Wednesday, December 01, 2021

Ongoing notes: early December 2021: Christy Davids + Nikki Reimer/Andrea MacKenzie Engele,

I seem to be on a roll these days, it would seem. Chapbooks?

And you are keeping an eye on what’s been going on over at periodicities: a journal of poetry and poetics, yes? And Touch the Donkey? And many gendered mothers? And above/ground press? And the weekly interviews via the Chaudiere Books blog?

Brooklyn NY: It is good to see a new chapbook title by American poet Christy Davids [see her “Tuesday poem” here], her wanton (DoubleCross Press, 2020), a chapbook-length poem-sequence of accumulated lyric fragments that play with information and commentary around female desire, sexual fantasy, reproductive biology and Craigslist-like personals: “wanted edgy alternative tattooed nerd girl wanted single local / female wanted rough or ravaged wanted reversing role and using / strap-on wanted steady girl for bj weekly wanted something more [.]” There is less a sense of commentary here than simply offering a collage of related information and perspectives, bringing together a series of scraps and fragments to cohere into a larger shape. How does one idea relate to the next? How does one idea determine what follows? As her first footnote, to the line “I can appear fertile,” offers: “A 2006 study in the journal Hormones and Behavior found that women who had their pictures taken during fertile and non-fertile stints were judged to be trying harder to look nice on fertile days, suggesting the hormonal boost of ovulation may translate to real-life decision-making.” Given she has now produced a handful of small chapbooks over the past few years, one can only hope that Davids’ is working toward something full-length.

we are taught (re)production determines
the social value of female bodies, so



I can secrete with discretion
warrant only instances
of mating and sheer

prettiness, perpetual
arousal carousel

Calgary AB:
How does one even discuss, properly, this new chapbook title by Calgary poet Nikki Reimer, BEHIND THE DRYWALL (Gytha Press, 2021)? “Written by Nikki Reimer / Illustrated by Andrea MacKenzie Engele,” BEHIND THE DRYWALL is a title that communicates in tandem, almost in collaboration, between the writer and illustrator/designer.

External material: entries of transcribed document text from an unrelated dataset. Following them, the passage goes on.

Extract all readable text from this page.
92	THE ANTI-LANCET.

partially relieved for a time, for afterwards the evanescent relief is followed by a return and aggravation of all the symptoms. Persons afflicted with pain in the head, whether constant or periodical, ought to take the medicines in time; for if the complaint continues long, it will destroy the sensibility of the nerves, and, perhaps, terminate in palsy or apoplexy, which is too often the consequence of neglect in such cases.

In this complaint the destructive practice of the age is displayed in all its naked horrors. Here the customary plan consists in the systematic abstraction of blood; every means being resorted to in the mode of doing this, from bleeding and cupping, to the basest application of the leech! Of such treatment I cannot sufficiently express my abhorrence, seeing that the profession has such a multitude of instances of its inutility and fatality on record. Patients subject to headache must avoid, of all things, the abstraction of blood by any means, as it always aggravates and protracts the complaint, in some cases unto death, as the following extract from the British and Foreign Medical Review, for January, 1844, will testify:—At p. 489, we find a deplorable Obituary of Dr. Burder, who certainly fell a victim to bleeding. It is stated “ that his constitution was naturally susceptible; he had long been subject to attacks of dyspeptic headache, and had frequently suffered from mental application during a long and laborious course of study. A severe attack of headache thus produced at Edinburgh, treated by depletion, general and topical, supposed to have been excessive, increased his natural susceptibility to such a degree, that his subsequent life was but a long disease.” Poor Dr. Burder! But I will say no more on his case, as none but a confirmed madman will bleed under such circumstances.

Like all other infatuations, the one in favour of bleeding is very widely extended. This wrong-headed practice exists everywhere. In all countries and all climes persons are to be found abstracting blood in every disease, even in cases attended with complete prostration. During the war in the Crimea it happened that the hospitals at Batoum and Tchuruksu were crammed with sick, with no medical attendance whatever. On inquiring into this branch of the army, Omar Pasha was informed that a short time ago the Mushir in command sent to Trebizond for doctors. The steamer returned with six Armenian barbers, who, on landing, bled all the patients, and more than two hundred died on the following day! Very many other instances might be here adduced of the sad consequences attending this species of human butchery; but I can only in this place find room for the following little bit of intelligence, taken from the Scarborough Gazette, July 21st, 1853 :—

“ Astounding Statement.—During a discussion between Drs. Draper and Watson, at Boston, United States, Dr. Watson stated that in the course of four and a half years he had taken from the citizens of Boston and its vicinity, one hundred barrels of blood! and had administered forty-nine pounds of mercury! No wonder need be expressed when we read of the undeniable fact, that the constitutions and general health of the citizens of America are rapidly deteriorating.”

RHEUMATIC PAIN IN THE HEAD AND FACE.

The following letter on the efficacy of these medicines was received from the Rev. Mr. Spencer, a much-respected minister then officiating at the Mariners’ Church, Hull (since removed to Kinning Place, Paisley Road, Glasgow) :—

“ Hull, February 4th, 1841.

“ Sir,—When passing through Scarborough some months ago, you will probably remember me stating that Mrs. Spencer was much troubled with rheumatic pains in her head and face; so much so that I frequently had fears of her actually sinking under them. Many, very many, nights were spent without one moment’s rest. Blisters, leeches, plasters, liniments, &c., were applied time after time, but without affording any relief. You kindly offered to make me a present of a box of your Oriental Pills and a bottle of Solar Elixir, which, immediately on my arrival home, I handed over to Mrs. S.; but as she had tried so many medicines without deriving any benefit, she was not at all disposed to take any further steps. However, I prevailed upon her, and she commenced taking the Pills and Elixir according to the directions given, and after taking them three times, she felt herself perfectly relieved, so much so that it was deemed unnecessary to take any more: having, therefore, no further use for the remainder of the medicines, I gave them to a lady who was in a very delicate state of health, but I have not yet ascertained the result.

BEHIND THE DRYWALL is composed as a lyric collage set to an illustrated, visual music, offering a critique of Alberta’s oil and gas industry, Calgary’s self-identifications and self-delusions, as well as the capitalist bent that has reduced an expansive and overly-aggressive construction into a downtown abandoned by humans. Hers is a Calgary caught between bust and boom, and the human expense of whichever side of the coin is in current play. In certain ways, Reimer and Engele’s BEHIND THE DRYWALL is a language-driven capitalist collaboration and collage update of Calgary writer Aritha van Herk’s infamous 1987 long poem, “Calgary, this growing graveyard,” which is, once one considers the comparison, a frustrating one, given how little improvement has followed, over those intervening years.